A tip when eating at Gimlet: don’t neglect dessert. Even if you’re “not really a dessert person” (whatever that means) the sweet stuff here – achingly pretty pastel-coloured gelato, house-made, topped with sugared rose petals, in flavours like white peach or Champagne or maybe wood-grilled apricots basted in caramel and served with a rich, silky almond cake and marzipan-y apricot kernel gelato – is worth the battle for a reservation alone.
Gimlet‘s the kind of place you want to linger so dessert’s a good excuse, though having a crack at the inventive, detail-obsessed cocktail list (there’s an olive flight accompanying their Martini) is another worthy option.
It’s a gorgeous room, a clever conversion of a cavernous 1920s space that pays tribute to the lovely bones without descending into period drag. Sure, there are tiles, rippled glass and upholstered stools at the central bar, but there are also light fittings that are more ’60s than ’20s, horseshoe booths and a wall of modern-day dark grey tiles that frames the open kitchen. It’s a room with a been-here-forever vibe, the sort where you’d have a favourite table, perhaps on the raised tier that runs around the outside of the room and has superb sightlines.
The room’s design might channel a classic big-city American version of a Parisian bistro but the menu is quintessentially Melburnian and vintage Andrew McConnell.
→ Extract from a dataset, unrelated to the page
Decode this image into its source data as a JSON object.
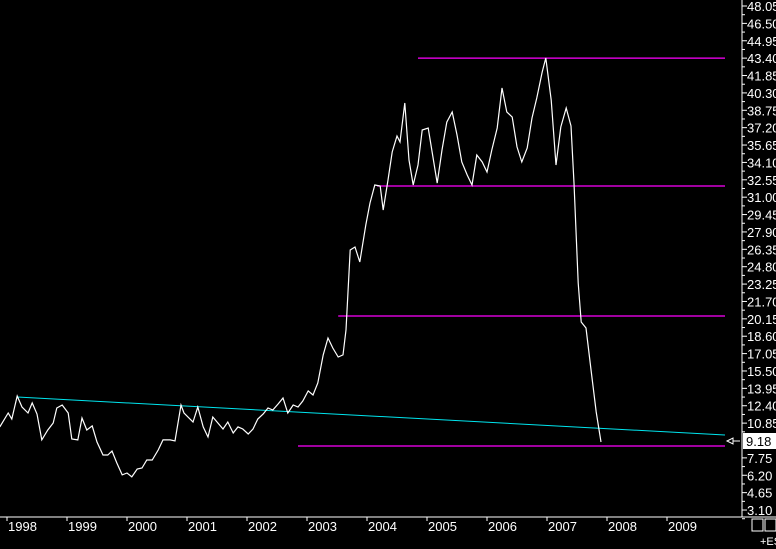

McConnell and head chef Allan Doert Eccles keep European bistro as spiritual guide but rearrange that story with non-classic ingredients (the seaweed butter that accompanies oysters, for example) and sometimes complex technique.
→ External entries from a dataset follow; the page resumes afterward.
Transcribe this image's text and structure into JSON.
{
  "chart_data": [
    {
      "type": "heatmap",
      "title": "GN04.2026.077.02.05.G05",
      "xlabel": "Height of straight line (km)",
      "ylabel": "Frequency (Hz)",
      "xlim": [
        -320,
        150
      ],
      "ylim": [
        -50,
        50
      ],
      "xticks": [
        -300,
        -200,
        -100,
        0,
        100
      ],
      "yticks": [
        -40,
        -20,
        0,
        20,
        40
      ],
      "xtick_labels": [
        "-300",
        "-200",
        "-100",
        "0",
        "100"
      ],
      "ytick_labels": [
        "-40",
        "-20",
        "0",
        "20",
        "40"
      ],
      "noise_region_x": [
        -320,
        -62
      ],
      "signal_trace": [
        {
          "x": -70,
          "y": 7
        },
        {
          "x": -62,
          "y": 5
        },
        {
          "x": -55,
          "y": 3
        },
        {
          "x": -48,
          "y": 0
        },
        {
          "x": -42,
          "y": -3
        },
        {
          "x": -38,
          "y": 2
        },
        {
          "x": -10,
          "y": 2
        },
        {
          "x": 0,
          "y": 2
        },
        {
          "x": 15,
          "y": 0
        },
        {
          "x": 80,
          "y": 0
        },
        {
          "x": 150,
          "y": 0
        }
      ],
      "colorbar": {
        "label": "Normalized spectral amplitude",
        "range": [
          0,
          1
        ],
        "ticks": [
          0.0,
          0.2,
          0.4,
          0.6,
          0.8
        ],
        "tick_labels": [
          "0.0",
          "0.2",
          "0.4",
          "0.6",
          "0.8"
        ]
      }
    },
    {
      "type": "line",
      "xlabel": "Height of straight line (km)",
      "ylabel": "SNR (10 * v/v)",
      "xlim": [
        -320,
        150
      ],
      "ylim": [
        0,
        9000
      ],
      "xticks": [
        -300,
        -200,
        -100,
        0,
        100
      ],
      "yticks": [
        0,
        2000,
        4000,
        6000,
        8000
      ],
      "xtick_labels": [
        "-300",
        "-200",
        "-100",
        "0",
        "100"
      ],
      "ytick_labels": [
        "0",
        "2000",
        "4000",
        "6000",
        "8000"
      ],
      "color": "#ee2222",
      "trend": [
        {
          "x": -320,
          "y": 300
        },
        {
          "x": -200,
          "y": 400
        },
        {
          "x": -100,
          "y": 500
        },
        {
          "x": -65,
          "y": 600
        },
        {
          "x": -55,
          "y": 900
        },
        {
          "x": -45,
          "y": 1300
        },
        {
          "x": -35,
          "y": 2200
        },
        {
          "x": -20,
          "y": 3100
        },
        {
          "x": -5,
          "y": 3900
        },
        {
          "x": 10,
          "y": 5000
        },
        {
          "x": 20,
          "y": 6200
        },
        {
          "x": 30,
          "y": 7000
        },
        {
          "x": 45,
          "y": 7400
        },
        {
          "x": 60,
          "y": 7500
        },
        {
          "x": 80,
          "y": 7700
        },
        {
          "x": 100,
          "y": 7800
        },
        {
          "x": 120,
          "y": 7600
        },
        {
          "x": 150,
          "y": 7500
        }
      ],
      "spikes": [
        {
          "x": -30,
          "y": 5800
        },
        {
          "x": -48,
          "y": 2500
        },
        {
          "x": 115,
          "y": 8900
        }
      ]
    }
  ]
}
Good gnocco fritto are topped with dark crimson, deep-flavoured bresaola. Slices of excellent saucisson come scattered with Sicilian olives. A superb confit duck salad (the duck boned, panko-crumbed and fried) comes with fresh and pickled figs, pickled elderberries and pieces of rye toast slathered with duck liver parfait.
A pack-leading roast chicken is flavoured with vadouvan sauce and fried curry leaves while vegetable dishes, like a charred gem lettuce given Caesar treatment with anchovy, egg, garlic and guanciale dressing, take centre stage rather than supporting roles.
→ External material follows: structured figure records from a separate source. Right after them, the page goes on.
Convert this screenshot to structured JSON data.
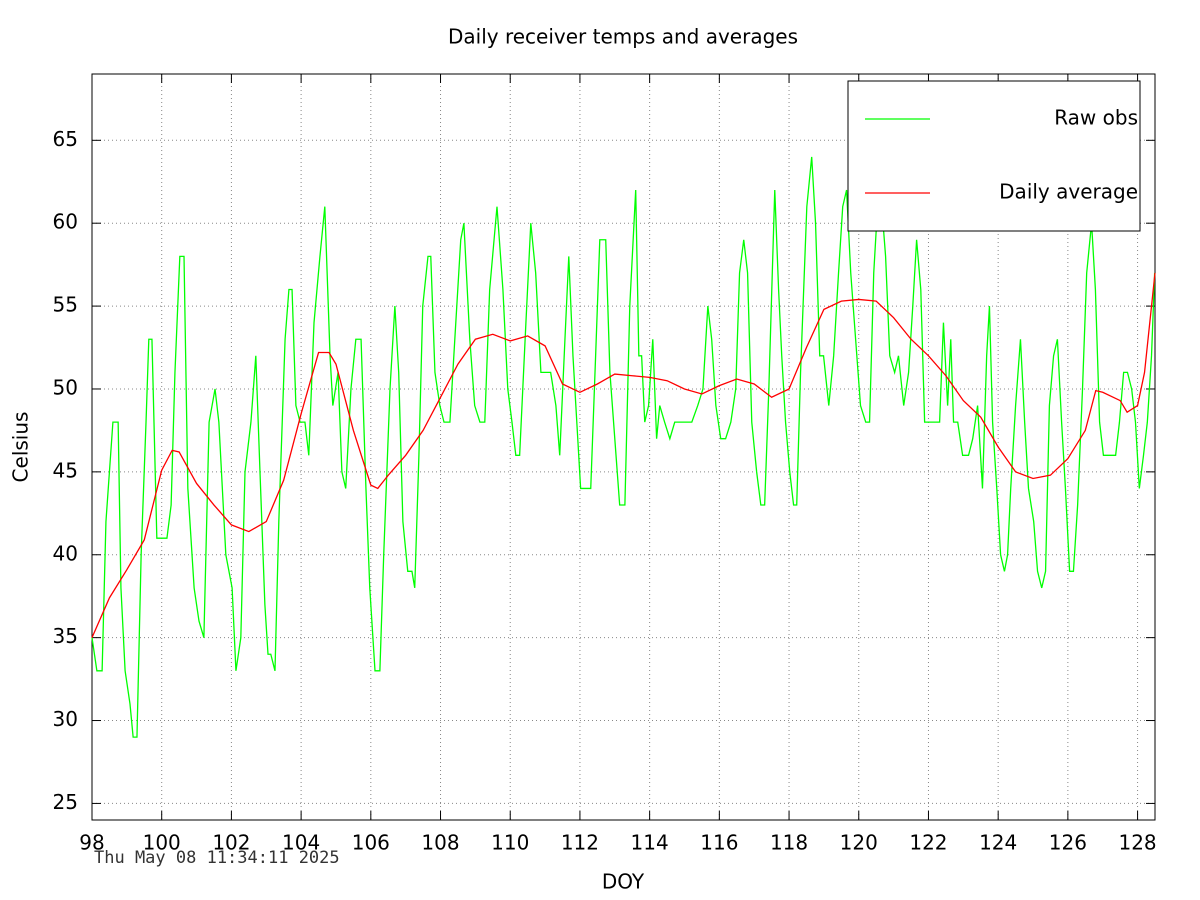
{
  "chart_data": {
    "type": "line",
    "title": "Daily receiver temps and averages",
    "xlabel": "DOY",
    "ylabel": "Celsius",
    "timestamp": "Thu May 08 11:34:11 2025",
    "xlim": [
      98,
      128.5
    ],
    "ylim": [
      24,
      69
    ],
    "xticks": [
      98,
      100,
      102,
      104,
      106,
      108,
      110,
      112,
      114,
      116,
      118,
      120,
      122,
      124,
      126,
      128
    ],
    "yticks": [
      25,
      30,
      35,
      40,
      45,
      50,
      55,
      60,
      65
    ],
    "grid": true,
    "legend": "top-right",
    "series": [
      {
        "name": "Raw obs",
        "color": "#00ff00",
        "x": [
          98.0,
          98.14,
          98.29,
          98.4,
          98.6,
          98.75,
          98.83,
          98.95,
          99.09,
          99.18,
          99.29,
          99.41,
          99.55,
          99.63,
          99.72,
          99.86,
          100.01,
          100.15,
          100.27,
          100.38,
          100.52,
          100.64,
          100.75,
          100.93,
          101.07,
          101.21,
          101.36,
          101.53,
          101.64,
          101.84,
          102.02,
          102.13,
          102.27,
          102.39,
          102.56,
          102.7,
          102.82,
          102.96,
          103.05,
          103.13,
          103.25,
          103.36,
          103.54,
          103.65,
          103.74,
          103.85,
          103.97,
          104.11,
          104.22,
          104.37,
          104.54,
          104.68,
          104.83,
          104.91,
          105.06,
          105.17,
          105.28,
          105.43,
          105.57,
          105.72,
          105.86,
          105.97,
          106.12,
          106.26,
          106.37,
          106.55,
          106.69,
          106.8,
          106.92,
          107.06,
          107.18,
          107.26,
          107.38,
          107.49,
          107.64,
          107.72,
          107.84,
          107.98,
          108.1,
          108.27,
          108.41,
          108.58,
          108.67,
          108.84,
          108.98,
          109.13,
          109.27,
          109.41,
          109.62,
          109.79,
          109.93,
          110.05,
          110.16,
          110.27,
          110.45,
          110.59,
          110.73,
          110.88,
          111.02,
          111.16,
          111.31,
          111.42,
          111.57,
          111.68,
          111.8,
          111.91,
          112.02,
          112.17,
          112.31,
          112.45,
          112.57,
          112.74,
          112.86,
          113.0,
          113.14,
          113.29,
          113.43,
          113.6,
          113.69,
          113.77,
          113.86,
          113.97,
          114.09,
          114.2,
          114.29,
          114.43,
          114.58,
          114.72,
          114.86,
          115.04,
          115.21,
          115.38,
          115.53,
          115.67,
          115.78,
          115.9,
          116.04,
          116.18,
          116.33,
          116.47,
          116.58,
          116.7,
          116.81,
          116.93,
          117.07,
          117.19,
          117.3,
          117.42,
          117.59,
          117.7,
          117.79,
          117.9,
          118.02,
          118.13,
          118.22,
          118.33,
          118.51,
          118.65,
          118.76,
          118.88,
          118.99,
          119.14,
          119.28,
          119.42,
          119.54,
          119.65,
          119.77,
          119.91,
          120.05,
          120.2,
          120.31,
          120.43,
          120.54,
          120.66,
          120.77,
          120.89,
          121.03,
          121.14,
          121.29,
          121.43,
          121.55,
          121.66,
          121.78,
          121.89,
          122.03,
          122.2,
          122.32,
          122.43,
          122.55,
          122.64,
          122.72,
          122.84,
          122.98,
          123.15,
          123.27,
          123.41,
          123.55,
          123.67,
          123.75,
          123.84,
          123.96,
          124.07,
          124.18,
          124.27,
          124.36,
          124.5,
          124.64,
          124.76,
          124.87,
          125.02,
          125.13,
          125.25,
          125.36,
          125.47,
          125.59,
          125.7,
          125.82,
          125.93,
          126.05,
          126.16,
          126.28,
          126.42,
          126.54,
          126.68,
          126.79,
          126.91,
          127.02,
          127.2,
          127.37,
          127.48,
          127.6,
          127.71,
          127.83,
          127.94,
          128.05,
          128.17,
          128.28,
          128.4,
          128.49
        ],
        "values": [
          35,
          33,
          33,
          42,
          48,
          48,
          38,
          33,
          31,
          29,
          29,
          40,
          48,
          53,
          53,
          41,
          41,
          41,
          43,
          51,
          58,
          58,
          44,
          38,
          36,
          35,
          48,
          50,
          48,
          40,
          38,
          33,
          35,
          45,
          48,
          52,
          45,
          37,
          34,
          34,
          33,
          42,
          53,
          56,
          56,
          49,
          48,
          48,
          46,
          54,
          58,
          61,
          52,
          49,
          51,
          45,
          44,
          50,
          53,
          53,
          44,
          38,
          33,
          33,
          40,
          50,
          55,
          51,
          42,
          39,
          39,
          38,
          46,
          55,
          58,
          58,
          51,
          49,
          48,
          48,
          53,
          59,
          60,
          53,
          49,
          48,
          48,
          56,
          61,
          56,
          50,
          48,
          46,
          46,
          54,
          60,
          57,
          51,
          51,
          51,
          49,
          46,
          53,
          58,
          52,
          48,
          44,
          44,
          44,
          52,
          59,
          59,
          51,
          47,
          43,
          43,
          55,
          62,
          52,
          52,
          48,
          49,
          53,
          47,
          49,
          48,
          47,
          48,
          48,
          48,
          48,
          49,
          50,
          55,
          53,
          49,
          47,
          47,
          48,
          50,
          57,
          59,
          57,
          48,
          45,
          43,
          43,
          50,
          62,
          56,
          52,
          48,
          45,
          43,
          43,
          51,
          61,
          64,
          60,
          52,
          52,
          49,
          52,
          57,
          61,
          62,
          57,
          53,
          49,
          48,
          48,
          57,
          61,
          61,
          58,
          52,
          51,
          52,
          49,
          51,
          55,
          59,
          56,
          48,
          48,
          48,
          48,
          54,
          49,
          53,
          48,
          48,
          46,
          46,
          47,
          49,
          44,
          52,
          55,
          48,
          44,
          40,
          39,
          40,
          44,
          49,
          53,
          48,
          44,
          42,
          39,
          38,
          39,
          49,
          52,
          53,
          48,
          44,
          39,
          39,
          43,
          50,
          57,
          60,
          56,
          48,
          46,
          46,
          46,
          48,
          51,
          51,
          50,
          48,
          44,
          46,
          48,
          52,
          57
        ]
      },
      {
        "name": "Daily average",
        "color": "#ff0000",
        "x": [
          98,
          98.5,
          99,
          99.5,
          100,
          100.3,
          100.5,
          101,
          101.5,
          102,
          102.5,
          103,
          103.5,
          104,
          104.5,
          104.8,
          105,
          105.5,
          106,
          106.2,
          106.5,
          107,
          107.5,
          108,
          108.5,
          109,
          109.5,
          110,
          110.5,
          111,
          111.5,
          112,
          112.5,
          113,
          113.5,
          114,
          114.5,
          115,
          115.5,
          116,
          116.5,
          117,
          117.5,
          118,
          118.5,
          119,
          119.5,
          120,
          120.5,
          121,
          121.5,
          122,
          122.5,
          123,
          123.5,
          124,
          124.5,
          125,
          125.5,
          126,
          126.5,
          126.8,
          127,
          127.5,
          127.7,
          128,
          128.2,
          128.5
        ],
        "values": [
          35,
          37.4,
          39.1,
          40.9,
          45.1,
          46.3,
          46.2,
          44.3,
          43,
          41.8,
          41.4,
          42,
          44.5,
          48.5,
          52.2,
          52.2,
          51.5,
          47.5,
          44.2,
          44,
          44.8,
          46,
          47.5,
          49.5,
          51.5,
          53,
          53.3,
          52.9,
          53.2,
          52.6,
          50.3,
          49.8,
          50.3,
          50.9,
          50.8,
          50.7,
          50.5,
          50,
          49.7,
          50.2,
          50.6,
          50.3,
          49.5,
          50,
          52.5,
          54.8,
          55.3,
          55.4,
          55.3,
          54.3,
          53,
          52,
          50.8,
          49.3,
          48.3,
          46.5,
          45,
          44.6,
          44.8,
          45.8,
          47.5,
          49.9,
          49.8,
          49.3,
          48.6,
          49,
          51,
          57
        ]
      }
    ]
  }
}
Not surprisingly, given Gimlet’s an Andrew McConnell joint, the wine list, from the talented Leanne Altmann, embraces mostly small producers across the natural-traditional spectrum. There are few bargains but many surprises. Ask questions because the wine service – the service generally – is spot on.
It’s a good way to describe Gimlet. Order dessert and linger.
Gimlet, Cavendish House, 33 Russell St, Melbourne, Vic, gimlet.melbourne
Chefs Andrew McConnell and Allan Doert Eccles
Opening hours Tue-Sun noon-late
Price guide $$$
Bookings Essential; at least a week ahead.
Verdict A newcomer with a veteran’s style and confidence.